Anyway, all that was just to illustrate why, for me, it was tough, and it was painful, and it felt completely unfair.  I had just started my life, and was told that I’d be spending the rest of it locked in a sound-proof room — they hadn’t even developed the noise training back then.  Fortunately, my husband refused to let my life go that route, and was very supportive as I tried hard to feel out how to make things work.  But I still was having a hard time feeling positive.

So I figured, why not go ahead and act as though I was?  I decided that whenever I saw someone, I’d give them a genuine smile that said I was glad to see them.  Whenever I could, I’d notice something to appreciate that I could sincerely compliment them on.
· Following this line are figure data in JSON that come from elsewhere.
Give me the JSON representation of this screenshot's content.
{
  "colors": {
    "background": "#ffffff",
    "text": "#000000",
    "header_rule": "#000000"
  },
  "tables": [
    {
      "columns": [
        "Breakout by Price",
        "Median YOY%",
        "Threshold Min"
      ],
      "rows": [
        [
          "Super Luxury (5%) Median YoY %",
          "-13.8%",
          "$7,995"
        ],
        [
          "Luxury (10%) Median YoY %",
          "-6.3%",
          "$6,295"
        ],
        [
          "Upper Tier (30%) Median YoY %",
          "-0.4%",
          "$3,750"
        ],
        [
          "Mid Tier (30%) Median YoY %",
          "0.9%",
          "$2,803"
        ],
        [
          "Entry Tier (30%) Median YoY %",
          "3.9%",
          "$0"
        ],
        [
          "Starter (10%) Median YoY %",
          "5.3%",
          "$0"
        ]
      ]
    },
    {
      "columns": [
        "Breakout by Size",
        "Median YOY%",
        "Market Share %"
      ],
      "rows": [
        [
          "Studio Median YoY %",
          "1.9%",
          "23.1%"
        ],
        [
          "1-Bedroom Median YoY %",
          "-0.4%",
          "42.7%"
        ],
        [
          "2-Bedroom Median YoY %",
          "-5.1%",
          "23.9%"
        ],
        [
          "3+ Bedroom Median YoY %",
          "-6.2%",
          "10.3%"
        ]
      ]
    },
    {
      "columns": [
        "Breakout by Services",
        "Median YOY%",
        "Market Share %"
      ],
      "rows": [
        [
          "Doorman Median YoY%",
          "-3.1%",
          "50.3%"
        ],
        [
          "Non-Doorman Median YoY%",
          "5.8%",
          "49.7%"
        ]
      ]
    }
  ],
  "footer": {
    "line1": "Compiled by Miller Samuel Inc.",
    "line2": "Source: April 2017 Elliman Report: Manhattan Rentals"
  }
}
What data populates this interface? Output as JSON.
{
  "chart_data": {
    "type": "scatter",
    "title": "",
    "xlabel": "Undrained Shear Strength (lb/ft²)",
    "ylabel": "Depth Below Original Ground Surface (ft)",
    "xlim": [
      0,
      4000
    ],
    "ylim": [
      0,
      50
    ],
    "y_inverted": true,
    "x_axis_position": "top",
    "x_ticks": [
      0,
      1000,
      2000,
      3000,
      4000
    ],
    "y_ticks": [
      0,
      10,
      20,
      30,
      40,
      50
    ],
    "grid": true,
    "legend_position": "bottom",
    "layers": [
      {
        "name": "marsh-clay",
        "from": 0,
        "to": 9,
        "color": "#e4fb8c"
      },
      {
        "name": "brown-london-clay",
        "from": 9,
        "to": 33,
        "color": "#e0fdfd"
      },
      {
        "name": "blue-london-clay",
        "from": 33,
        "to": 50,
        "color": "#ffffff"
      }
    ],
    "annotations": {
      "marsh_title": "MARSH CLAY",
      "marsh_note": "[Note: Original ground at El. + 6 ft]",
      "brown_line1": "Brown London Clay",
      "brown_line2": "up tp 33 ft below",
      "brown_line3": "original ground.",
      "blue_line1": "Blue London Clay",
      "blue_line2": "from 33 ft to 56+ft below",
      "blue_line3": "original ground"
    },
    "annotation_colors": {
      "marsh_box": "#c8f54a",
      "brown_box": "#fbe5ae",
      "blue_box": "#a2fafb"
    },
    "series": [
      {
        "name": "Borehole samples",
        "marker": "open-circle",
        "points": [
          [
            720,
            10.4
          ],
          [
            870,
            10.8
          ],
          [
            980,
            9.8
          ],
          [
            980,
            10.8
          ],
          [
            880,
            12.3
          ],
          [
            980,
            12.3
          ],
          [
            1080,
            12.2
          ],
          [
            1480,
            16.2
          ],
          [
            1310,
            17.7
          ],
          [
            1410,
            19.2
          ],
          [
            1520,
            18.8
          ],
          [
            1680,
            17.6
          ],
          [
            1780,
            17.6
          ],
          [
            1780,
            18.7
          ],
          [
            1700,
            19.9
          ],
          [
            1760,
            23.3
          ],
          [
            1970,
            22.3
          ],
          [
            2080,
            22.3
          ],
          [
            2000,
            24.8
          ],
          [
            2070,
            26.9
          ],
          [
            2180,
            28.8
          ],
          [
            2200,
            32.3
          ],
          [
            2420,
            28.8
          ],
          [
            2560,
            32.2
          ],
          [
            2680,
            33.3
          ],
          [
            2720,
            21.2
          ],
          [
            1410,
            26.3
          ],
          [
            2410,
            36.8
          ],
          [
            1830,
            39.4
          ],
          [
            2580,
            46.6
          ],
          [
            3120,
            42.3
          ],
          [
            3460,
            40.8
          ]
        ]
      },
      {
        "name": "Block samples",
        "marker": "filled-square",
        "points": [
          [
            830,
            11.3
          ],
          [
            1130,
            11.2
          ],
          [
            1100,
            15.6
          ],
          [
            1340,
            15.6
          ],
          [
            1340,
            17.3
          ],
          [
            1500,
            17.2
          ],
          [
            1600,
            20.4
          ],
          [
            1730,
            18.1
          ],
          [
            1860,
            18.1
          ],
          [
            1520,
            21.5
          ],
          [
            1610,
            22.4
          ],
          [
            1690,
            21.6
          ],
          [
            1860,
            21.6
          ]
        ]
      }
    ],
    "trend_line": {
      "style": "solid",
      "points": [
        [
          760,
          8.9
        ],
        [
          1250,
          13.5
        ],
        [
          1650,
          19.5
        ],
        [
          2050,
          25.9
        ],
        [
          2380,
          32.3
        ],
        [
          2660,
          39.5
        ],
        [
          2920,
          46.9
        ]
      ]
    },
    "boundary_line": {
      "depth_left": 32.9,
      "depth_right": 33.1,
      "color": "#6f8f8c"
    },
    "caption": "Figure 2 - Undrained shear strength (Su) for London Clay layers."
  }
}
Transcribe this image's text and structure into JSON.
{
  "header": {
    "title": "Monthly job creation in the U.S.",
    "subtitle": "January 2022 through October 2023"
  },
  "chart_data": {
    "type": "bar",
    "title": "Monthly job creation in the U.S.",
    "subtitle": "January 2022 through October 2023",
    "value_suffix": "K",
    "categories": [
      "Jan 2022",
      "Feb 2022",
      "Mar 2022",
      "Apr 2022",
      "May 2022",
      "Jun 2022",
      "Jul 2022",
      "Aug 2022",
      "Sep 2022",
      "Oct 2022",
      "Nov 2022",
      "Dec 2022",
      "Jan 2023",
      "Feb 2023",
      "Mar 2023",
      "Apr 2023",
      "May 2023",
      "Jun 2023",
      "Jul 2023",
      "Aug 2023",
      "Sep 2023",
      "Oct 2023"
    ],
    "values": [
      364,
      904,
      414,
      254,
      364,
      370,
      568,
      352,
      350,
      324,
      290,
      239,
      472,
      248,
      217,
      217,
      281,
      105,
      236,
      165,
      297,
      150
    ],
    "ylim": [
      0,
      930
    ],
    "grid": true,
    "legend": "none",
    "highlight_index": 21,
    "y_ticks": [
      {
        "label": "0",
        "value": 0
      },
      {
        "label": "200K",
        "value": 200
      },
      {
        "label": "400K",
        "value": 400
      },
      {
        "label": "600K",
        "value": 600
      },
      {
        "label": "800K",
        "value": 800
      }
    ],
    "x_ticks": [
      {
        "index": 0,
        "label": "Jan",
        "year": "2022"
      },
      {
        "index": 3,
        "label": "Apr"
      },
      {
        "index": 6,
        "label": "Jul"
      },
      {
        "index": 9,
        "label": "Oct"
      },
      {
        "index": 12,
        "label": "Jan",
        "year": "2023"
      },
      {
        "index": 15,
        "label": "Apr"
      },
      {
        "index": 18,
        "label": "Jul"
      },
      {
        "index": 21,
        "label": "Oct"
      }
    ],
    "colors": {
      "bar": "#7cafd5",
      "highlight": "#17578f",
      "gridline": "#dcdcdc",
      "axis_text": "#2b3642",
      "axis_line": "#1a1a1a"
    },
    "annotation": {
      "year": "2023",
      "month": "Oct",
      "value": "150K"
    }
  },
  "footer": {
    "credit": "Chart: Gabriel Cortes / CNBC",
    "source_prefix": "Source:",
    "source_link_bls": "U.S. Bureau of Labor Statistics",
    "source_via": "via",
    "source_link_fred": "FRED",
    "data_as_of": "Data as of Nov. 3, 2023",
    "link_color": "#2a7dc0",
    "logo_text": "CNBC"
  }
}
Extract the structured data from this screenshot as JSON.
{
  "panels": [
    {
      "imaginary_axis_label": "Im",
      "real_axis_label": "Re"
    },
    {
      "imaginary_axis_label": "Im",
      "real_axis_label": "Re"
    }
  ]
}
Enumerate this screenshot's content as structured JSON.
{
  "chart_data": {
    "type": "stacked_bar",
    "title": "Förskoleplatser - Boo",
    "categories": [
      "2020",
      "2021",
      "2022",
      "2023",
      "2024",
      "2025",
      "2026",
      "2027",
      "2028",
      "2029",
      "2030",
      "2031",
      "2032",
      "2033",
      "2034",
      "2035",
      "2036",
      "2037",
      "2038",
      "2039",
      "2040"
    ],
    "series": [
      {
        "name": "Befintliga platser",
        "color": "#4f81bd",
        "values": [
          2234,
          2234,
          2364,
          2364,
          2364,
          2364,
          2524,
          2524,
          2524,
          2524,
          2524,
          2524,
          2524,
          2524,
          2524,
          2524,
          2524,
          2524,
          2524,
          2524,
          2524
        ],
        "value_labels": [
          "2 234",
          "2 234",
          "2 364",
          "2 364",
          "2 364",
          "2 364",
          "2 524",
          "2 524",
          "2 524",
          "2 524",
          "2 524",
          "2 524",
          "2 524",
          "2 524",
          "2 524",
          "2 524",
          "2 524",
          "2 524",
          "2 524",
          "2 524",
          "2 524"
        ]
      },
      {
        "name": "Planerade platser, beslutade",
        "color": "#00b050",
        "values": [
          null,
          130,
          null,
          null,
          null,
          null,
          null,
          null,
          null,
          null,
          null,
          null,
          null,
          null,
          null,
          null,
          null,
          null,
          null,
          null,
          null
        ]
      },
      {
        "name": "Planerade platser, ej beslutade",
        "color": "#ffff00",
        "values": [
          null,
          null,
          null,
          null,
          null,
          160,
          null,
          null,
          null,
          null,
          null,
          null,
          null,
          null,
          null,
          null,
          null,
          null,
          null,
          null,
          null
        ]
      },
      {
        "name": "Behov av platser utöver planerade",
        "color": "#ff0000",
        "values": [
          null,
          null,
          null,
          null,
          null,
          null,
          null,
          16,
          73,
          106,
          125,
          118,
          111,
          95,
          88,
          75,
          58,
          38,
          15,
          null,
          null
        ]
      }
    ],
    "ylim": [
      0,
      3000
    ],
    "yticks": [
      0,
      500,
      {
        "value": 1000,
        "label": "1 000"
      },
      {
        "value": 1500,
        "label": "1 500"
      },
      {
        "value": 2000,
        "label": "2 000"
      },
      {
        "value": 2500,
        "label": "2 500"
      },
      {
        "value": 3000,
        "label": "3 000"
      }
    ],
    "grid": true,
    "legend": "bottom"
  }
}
And you know what?  People started being glad to see me, too.  They smiled at me, and treated me with a little more kindness.  This made it easier to feel more positive toward myself, too, and made my workplace a less uncomfortable place to be, despite the physical pain.  It also helped me be more successful there, as it was easier to focus on doing great work when I was feeling good.  I ended up quitting the job because it was easier for me to work somewhere else than fight for reasonable accommodations, but I left feeling as though I had made the best of things that I could at that time.

I’ve had some pretty tough fights since then because of my hyperacusis, some of which I’ve walked away from into better situations.  But as I’m sure I’ve mentioned before, I don’t feel greatly limited by my disability, because it’s easy for me to focus on what I can do, most of the time.

This level of success was made possible only because way back then when hyperacusis first entered my life, I was able to set my mind not on where I didn’t want to be, but where I did want.  And then, I acted in accord with this vision as though I was already there.  It hasn’t always worked, but it’s done the trick more often than not.